Regular sensing of the optical aerosol characteristics is carried out at a wavelenght of 532 nm. To determine the degree of asphericity of aerosol particles, the depolarization ratio of a lidar return signal is measured. Multifrequency sensing of the microphysical aerosol characteristics (of the particle size spectrum) is carried out occasionally during separate missions It is carried out at wavelengths of 353, 511, 532, 628, 683 and 1064 nm. When sensing is carried out at 683 nm, which is the first Stokes order of the 532-nm Nd:YAG laser light for stimulated Raman shifting in hydrogen, a Raman cell with hydrogen is placed upon exiting the 532-nm laser beam.The laser sources have unstable laser cavities providing the angular beam divergence no more then 0.3 mrad and can be used without additional collimation.

Lidar measurements of geometrical and optical characteristics of clouds, including sensing of high clouds (cirrus clouds) through low cloudiness are carried out at a wavelength of 1064 nm at night and in the daytime.

Some peculiarities of application of metal vapor lasers (a copper vapor laser at 511 nm and a gold vapor laser at 628 nm) to sensing of the tropospheric aerosol should be mentioned. In contrast with high-power solid-state and excimer lasers, the energy of metal vapor lasers is lower by 2-3 orders of magnitude, which eliminates completely or reduces markedly the effects of photomultiplier saturation and lidar signal distortion caused by high-power laser radiation coming from the near sensing range. Sufficiently high average radiation power of the metal vapor laser is provided by high pulse repetition frequency of laser pulses (several kHz), resulting also in small time of signal accumulation (several minutes) in the photon counting regime. We also take these advantages in sensing of the tropospheric ozone at the DIAL wavelengths 271/289 nm (with nonlinear copper vapor laser frequency conversion in b-BBO crystals.

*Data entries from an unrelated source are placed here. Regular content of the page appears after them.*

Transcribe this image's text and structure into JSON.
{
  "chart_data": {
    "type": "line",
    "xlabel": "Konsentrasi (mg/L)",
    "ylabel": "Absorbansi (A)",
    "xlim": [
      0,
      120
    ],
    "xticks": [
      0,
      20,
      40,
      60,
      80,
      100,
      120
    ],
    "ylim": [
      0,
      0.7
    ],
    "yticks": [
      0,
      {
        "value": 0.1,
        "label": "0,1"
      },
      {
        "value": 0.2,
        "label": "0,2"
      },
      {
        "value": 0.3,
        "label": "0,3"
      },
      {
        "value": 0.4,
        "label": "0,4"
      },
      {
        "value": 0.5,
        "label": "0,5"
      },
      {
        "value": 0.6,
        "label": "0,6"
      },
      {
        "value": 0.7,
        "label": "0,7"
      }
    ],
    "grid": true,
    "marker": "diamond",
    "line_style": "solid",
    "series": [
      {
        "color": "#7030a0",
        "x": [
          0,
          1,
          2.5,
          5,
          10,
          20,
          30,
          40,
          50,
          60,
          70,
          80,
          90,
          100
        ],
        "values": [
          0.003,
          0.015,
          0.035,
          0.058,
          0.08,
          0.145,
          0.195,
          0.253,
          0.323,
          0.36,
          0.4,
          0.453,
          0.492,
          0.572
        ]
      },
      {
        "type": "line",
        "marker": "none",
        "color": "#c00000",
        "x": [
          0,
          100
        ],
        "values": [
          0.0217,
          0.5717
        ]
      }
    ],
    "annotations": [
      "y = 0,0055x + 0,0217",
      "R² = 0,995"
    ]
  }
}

The multichannel regime of operation of the lidar with the receiving mirror 2.2 m in diameter is realized by tilting of sounding beams at small angles (30') to the vertical. Lidar return signals are recorded in the focal plane or optical signals are transmitted through a light guide, optically glued to a phocon, to cells of spectral selection with PMT.

Spectrophotometric measurements of the total ozone content are carried out with the M-124 ozonometer. This ozonometer is the calibrated reference device of the State Meteorological Network intended for evaluation of the total ozone content in the Earth's atmosphere from the measured directly transmitted or scattered solar radiation. The data are sampled every hour for the permissible zenith distances of the sun. The measurement error does not exceed 8%.

A twilight spectrophotometer on the basis of the MDR-23 monochromator is intended for recording the scattered solar radiation spectra in the zenith for solar zenith angles between 83 and 96° to evaluate the NO2 content for slant paths. Vertical profiles of the NO2 concentration are reconstructed from the data on the NO2 content on slant paths with a spatial resolution of 5 km between 0 and 50 km and the total NO2 content is calculated.

Projects for the future development of our investigations at the station envisage the increase of the number of measurable atmospheric parameters, modernization of measurement technique and procedure, and refinement of mathematical methods for solving the inverse problems of optical sensing to increase the accuracy of measurements and to extend the sensing range. At present spectrophotometric channels are being developed for measuring NO3 and the ratio HCl/HF, which is indicative of the OH content in the atmosphere, to study in more detail the photochemical cycles of ozone formation and destruction.